Я завозилась в мощных, не желающих отпускать меня лапах, Давид нехотя отодвинулся, мягко спустил меня на пол, приподнял за подбородок, медленно, сладко поцеловал, не обращая внимания на возмущенные голоса людей с той стороны двери. Потом лениво поправил одежду, провел пальцами по моему платью, натягивая пониже, опять поцеловал, хотя я уже отклонялась, умоляюще шепча, чтоб прекратил, что нас сейчас арестуют, что позор какой… Он лишь мягко улыбнулся, успокаивая. И открыл замок, заслоняя меня широченной спиной от любопытных взглядов официантки и охранника.
Позади них стоял Глеб, ехидно лыбясь во все лицо. Давид, не отвечая на возмущения сотрудников ресторана, мотнул головой, и Глеб, подмигнув, отвлек их, пока я, красная, как рак вареный, выбегала прочь из помещения по направлению к двери. Ноги моей больше здесь не будет! Позорище, Боже мой, стыд какой!
Давид шел рядом, придерживая меня за локоть и заслоняя от досужих взглядов.
Уже возле машины нас догнал Глеб, судя по довольной физиономии, уладивший вопрос с администратором ресторана. Но все равно я сюда не зайду больше.
— Дава, бля, ты мне должен будешь, — хохотнул он, прыгая на переднее сиденье и подмигивая мне.
— Сочтемся, — солидно усмехнулся Давид, садясь за руль и выворачивая со стоянки.
— Мне домой надо, — торопливо заявила я, не желая уже на сегодня приключений.
— Нет уж, Татьян Викторовна, сначала договорим, — развернулся ко мне Глеб.
— Что? Еще одно кафе?
— Ну уж нет! На сегодня кафе хватит! А то таким макаром ни одного заведения в городе не останется, в которое бы нас пускали… Домой поедем. Ко мне. — Заявил Глеб.
— Нет! Нет! Меня домой везите! — Заупрямилась я, испытывая дикое волнение и стеснение. А еще прекрасно понимая, что меня ждет в его квартире. Опять. И злясь на свою блядскую натуру, которой, похоже, от этого понимания заранее остро так захорошело…
— Татьян Викторовна, нам все равно придется разговаривать. А тебе — отдавать мне должок.
— Какой еще должок?
— Узнаешь…
Глава 29
— Татьяна Викторовна, вы уже пришли?

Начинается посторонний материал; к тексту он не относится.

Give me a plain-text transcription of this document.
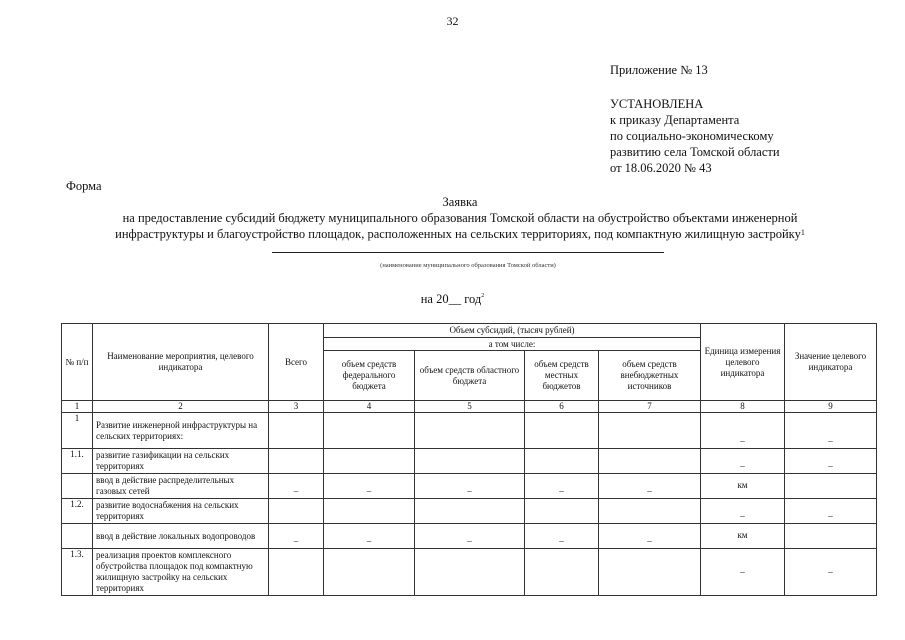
32
Приложение № 13
УСТАНОВЛЕНА
к приказу Департамента
по социально-экономическому
развитию села Томской области
от 18.06.2020 № 43
Форма
Заявка
на предоставление субсидий бюджету муниципального образования Томской области на обустройство объектами инженерной
инфраструктуры и благоустройство площадок, расположенных на сельских территориях, под компактную жилищную застройку$^1$
(наименование муниципального образования Томской области)
на 20__ год$^2$
№ п/п	Наименование мероприятия, целевого индикатора	Всего	Объем субсидий, (тысяч рублей)				Единица измерения целевого индикатора	Значение целевого индикатора
			а том числе:					
			объем средств федерального бюджета	объем средств областного бюджета	объем средств местных бюджетов	объем средств внебюджетных источников		
1	2	3	4	5	6	7	8	9
1	Развитие инженерной инфраструктуры на сельских территориях:						–	–
1.1.	развитие газификации на сельских территориях						–	–
	ввод в действие распределительных газовых сетей	–	–	–	–	–	км	
1.2.	развитие водоснабжения на сельских территориях						–	–
	ввод в действие локальных водопроводов	–	–	–	–	–	км	
1.3.	реализация проектов комплексного обустройства площадок под компактную жилищную застройку на сельских территориях						–	–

Доброе утро!
Я обернулась, невольно залюбовавшись сонным невинным ребенком, нежданно-негаданно поселившимся в моей квартире.
Катя улыбалась, смотрела на меня во все глаза и не задавала глупых вопросов. Просто радовалась тому, что я дома. Как приятно, Боже мой.
— Кофе хочешь, Катюш? Я с корицей сварила.
— Да, с удовольствием.
Я принялась за кофе, пока Катя умывалась. Открыла холодильник, задумчиво оглядывая полки. Да… Хозяйка из меня, конечно, та еще… Ну, бутерброды, пожалуй, смогу сделать. Главное, чтоб сыр не испортился.
Завтракали в молчании. Я, все еще погруженная в переживания веселой ночи и ее чудесных итогов, Катя — просто молча и не пытаясь лезть в душу. Хорошая девочка. Правильная.
Тишину разрушил звук сообщения.
"Выходи, коза".
Мой Бог! Юрик! Приехал! И не отзвонился! Мелкий гад! Как мне тебя не хватало!
— Катя, давай собирайся, Юрий Станиславович отвезет нас.